Martwy wieloryb na plaży w Wisełce. Sanepid bada wodę
Sanepid z Kamienia Pomorskiego pobrał próbki wody w Wisełce po znalezieniu martwego wieloryba. Wyniki badań będą dostępne w czwartek. - Ze względu na zaawansowany stan rozkładu martwego zwierzęcia w najbliższych dniach zostaną przeprowadzone prace mające na celu jego bezpieczne usunięcie i przekazanie do utylizacji przez wyspecjalizowany zakład - informuje Woliński Park Narodowy.
Najważniejsze informacje
- Martwy wieloryb został znaleziony na plaży w Wisełce.

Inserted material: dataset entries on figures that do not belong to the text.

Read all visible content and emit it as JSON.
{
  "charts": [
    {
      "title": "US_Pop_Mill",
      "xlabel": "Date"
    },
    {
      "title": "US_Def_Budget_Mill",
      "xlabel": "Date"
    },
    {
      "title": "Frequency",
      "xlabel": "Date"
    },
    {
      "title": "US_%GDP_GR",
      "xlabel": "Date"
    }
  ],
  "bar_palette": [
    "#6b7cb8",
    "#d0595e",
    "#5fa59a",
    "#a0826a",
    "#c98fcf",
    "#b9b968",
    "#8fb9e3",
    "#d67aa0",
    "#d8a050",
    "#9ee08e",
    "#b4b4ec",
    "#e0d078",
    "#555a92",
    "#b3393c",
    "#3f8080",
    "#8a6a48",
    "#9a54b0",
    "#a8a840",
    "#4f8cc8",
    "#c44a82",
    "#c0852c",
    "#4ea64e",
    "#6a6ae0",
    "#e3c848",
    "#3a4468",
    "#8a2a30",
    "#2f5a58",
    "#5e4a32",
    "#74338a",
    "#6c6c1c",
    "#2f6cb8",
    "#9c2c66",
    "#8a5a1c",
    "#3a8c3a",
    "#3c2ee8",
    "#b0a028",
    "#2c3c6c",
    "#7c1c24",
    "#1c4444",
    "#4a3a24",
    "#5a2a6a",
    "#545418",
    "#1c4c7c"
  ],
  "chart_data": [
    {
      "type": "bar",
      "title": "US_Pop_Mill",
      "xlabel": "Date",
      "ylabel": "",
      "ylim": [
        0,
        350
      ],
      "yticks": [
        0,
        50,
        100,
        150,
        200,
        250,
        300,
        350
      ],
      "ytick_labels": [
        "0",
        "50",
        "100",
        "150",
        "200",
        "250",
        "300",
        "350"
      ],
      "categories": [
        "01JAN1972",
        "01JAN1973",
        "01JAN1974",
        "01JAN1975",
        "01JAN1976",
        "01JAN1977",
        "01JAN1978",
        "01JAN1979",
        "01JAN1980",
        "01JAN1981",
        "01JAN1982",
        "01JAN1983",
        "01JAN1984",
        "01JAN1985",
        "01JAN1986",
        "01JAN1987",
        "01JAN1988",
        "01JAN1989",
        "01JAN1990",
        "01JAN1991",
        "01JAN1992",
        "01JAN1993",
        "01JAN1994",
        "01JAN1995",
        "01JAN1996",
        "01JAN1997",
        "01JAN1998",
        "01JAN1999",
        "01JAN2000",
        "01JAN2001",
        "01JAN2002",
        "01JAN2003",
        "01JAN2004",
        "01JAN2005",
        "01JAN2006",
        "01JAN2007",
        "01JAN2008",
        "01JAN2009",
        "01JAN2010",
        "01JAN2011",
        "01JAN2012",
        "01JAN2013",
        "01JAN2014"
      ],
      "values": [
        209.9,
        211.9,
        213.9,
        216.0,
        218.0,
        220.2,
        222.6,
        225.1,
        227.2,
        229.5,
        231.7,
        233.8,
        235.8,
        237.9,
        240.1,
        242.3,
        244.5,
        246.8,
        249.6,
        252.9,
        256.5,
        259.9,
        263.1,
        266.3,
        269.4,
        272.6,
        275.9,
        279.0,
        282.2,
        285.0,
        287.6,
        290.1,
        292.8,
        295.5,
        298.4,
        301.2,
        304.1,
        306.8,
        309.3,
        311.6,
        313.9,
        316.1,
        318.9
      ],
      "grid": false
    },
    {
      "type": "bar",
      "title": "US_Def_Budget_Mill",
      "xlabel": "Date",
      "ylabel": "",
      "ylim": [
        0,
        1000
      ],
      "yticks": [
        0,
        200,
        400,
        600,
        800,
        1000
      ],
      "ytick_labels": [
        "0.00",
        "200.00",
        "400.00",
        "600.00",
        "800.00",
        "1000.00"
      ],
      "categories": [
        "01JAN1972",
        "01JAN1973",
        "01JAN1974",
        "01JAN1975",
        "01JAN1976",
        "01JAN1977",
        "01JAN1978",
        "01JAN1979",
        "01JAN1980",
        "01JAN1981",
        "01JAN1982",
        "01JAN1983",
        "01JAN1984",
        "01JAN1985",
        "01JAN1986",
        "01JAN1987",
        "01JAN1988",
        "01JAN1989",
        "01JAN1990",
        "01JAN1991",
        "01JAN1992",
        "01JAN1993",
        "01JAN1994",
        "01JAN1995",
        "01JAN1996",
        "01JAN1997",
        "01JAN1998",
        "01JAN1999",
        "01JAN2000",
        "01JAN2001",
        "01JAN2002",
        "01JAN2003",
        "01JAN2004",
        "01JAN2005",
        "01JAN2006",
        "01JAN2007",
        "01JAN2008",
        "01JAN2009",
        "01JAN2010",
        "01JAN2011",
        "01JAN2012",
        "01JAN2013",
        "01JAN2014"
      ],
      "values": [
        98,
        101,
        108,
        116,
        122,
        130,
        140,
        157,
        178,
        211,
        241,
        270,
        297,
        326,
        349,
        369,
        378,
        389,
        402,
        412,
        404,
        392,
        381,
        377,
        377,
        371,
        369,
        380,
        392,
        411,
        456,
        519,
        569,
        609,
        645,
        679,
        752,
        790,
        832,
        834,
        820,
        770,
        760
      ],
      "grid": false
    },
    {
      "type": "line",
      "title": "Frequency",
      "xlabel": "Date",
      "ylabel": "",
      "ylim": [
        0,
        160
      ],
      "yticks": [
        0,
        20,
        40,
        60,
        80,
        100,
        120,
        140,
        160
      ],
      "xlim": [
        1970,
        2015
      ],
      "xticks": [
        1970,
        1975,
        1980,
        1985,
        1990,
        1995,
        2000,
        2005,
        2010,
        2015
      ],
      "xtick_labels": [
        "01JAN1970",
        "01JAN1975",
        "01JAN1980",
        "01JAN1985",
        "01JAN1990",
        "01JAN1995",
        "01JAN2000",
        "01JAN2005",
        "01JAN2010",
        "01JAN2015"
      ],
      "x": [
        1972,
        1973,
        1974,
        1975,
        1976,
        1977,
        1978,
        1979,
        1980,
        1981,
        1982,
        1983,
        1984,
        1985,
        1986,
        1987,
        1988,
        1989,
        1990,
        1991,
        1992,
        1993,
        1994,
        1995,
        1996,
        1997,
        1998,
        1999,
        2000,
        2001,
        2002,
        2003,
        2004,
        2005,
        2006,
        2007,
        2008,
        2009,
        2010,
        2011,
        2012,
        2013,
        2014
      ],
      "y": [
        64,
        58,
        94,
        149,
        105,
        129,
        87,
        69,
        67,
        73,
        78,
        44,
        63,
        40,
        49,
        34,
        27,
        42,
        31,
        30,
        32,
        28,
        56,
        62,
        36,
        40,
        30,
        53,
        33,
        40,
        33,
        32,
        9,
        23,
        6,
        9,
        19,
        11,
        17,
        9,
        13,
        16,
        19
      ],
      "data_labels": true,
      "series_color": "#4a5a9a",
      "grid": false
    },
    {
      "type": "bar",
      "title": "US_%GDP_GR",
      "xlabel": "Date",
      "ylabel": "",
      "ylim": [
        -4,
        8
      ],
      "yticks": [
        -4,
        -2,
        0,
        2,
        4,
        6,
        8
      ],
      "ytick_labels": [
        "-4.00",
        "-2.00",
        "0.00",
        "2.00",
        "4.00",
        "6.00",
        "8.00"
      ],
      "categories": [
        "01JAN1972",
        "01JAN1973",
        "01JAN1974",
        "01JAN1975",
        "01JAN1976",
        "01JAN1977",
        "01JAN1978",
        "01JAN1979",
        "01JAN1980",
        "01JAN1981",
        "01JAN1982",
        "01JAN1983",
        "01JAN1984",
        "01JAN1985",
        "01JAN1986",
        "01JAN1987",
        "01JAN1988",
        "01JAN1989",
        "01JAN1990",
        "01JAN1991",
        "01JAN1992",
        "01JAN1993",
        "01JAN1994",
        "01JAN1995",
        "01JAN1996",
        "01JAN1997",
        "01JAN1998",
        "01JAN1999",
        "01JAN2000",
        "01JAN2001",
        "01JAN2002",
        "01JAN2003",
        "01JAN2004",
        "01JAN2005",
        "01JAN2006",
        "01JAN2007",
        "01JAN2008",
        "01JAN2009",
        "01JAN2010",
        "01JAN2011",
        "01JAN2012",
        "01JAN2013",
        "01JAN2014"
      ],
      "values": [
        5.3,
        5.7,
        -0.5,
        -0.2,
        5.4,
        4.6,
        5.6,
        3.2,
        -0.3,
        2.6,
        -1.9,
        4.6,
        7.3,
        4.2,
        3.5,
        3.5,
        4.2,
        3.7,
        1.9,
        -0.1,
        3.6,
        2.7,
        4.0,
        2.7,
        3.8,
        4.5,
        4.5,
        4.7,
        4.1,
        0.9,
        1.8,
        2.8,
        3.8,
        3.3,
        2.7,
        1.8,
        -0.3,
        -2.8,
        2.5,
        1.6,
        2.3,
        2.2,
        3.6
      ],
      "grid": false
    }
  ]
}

- Sanepid pobrał próbki wody do badań.
- Plaża została zamknięta z powodu intensywnego zapachu.
Martwy wieloryb w Wisełce
Na plaży w Wisełce, w pobliżu Wolińskiego Parku Narodowego, znaleziono ciało martwego wieloryba. Odkrycie to spowodowało zamknięcie kilkusetmetrowego odcinka plaży. Intensywny zapach towarzyszący rozkładowi zwierzęcia jest odczuwalny w okolicy.
Dalsza część artykułu pod materiałem wideo
Humbak utknął przy brzegu. Moment akcji ratunkowej na Bałtyku
Badania sanepidu
Inspektorzy sanepidu z Kamienia Pomorskiego pobrali próbki wody z okolicznych kąpielisk, w tym z Międzyzdrojów i Międzywodzia. Badania mają na celu wykrycie obecności bakterii Escherichia coli oraz enterokoków kałowych. Wyniki zostaną opublikowane w czwartek.
Bezpieczeństwo plażowiczów
Anna Banasiak, dyrektor Powiatowej Stacji Sanitarno-Epidemiologicznej, zapewniła, że rozkładający się wieloryb nie stanowi zagrożenia dla plażowiczów.
Wieloryb znajduje się około 2,5 km od plaży, gdzie mogą być osoby kąpiące się. Zagrożenia nie ma. Odczuwalny jest tylko charakterystyczny zapach - wyjaśniła.
Działania Wolińskiego Parku Narodowego
Woliński Park Narodowy poinformował, że odcinek plaży został zabezpieczony. W najbliższych dniach planowane jest usunięcie szczątków wieloryba.
Wyczuwalny w okolicy intensywny zapach jest naturalnym efektem procesów rozkładu tak dużego organizmu morskiego i nie powinien budzić niepokoju, jednak może powodować dyskomfort. Prosimy wszystkie osoby przebywające w rejonie Wisełki o korzystanie z innych odcinków wybrzeża i respektowanie ogrodzenia - dodano w oświadczeniu.
Historia wieloryba
Martwy wieloryb został przywleczony do portu w Polsce przez tankowiec z USA. Ważące około 12 ton i mierzące około 15 metrów ciało, zostało wcześniej zatopione w Zatoce Pomorskiej. Mimo to, silne prądy morskie zepchnęły je z powrotem na brzeg. Urząd Morski w Szczecinie uzyskał zgodę na zatopienie zwierzęcia, jednak natura miała inne plany.